Now for the liver. If you know where to find fresh beef liver in the Denver area, I’d love to know, but I end up buying it frozen at King Soopers. The package has 1 lb of liver in four individually packed, frozen slices. Take two slices out and put them on the counter when you start the sprouts and they’ll have defrosted sufficiently by the time you get to this point. (If you do find it fresh, you need to slice it and devein it. I’ll presume you’re enough of a foodie then to know what to do. The frozen stuff is already prepped.)
Push the onions aside in the pan and turn the heat up to near high.

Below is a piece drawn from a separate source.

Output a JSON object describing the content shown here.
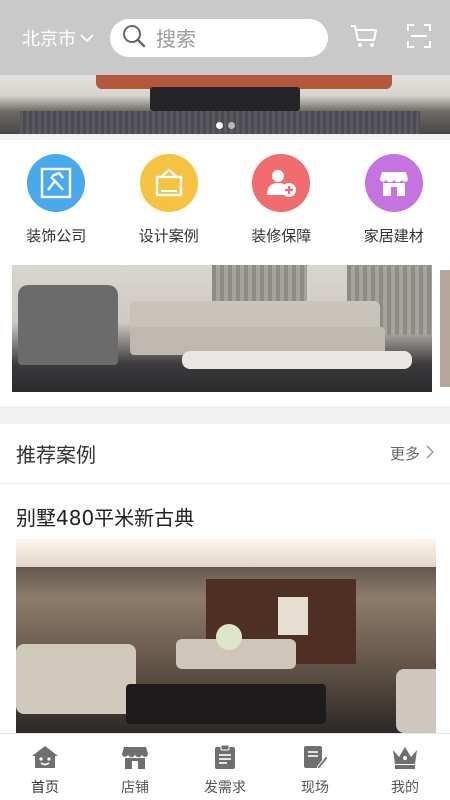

Put the two pieces of liver in the pan and wait for about a minute — the liver will be getting gray around the veins and there’ll be a good bit of steam. The side against the pan will be getting nicely browned and a little crusty; turn the slices over and grab a plate RIGHT NOW. If you wait more than about another 30 seconds, the liver will get overdone, with the result that you have something that looks like a shoe sole but doesn’t taste as good.
Liver on plate. Nicely browned onions on top, and then the bacon. Salt and pepper now — I don’t like to season this stuff first because the salt impedes browning the onions, and I think the pepper tastes a little burned because of the high heat. Take the sprouts out of the oven and add them — they should have some nice golden brown edges on them.
As you can see, I’m not exactly being deprived here — I’m having plenty to eat, and it’s good food.  As a “diet”, this one is a winner.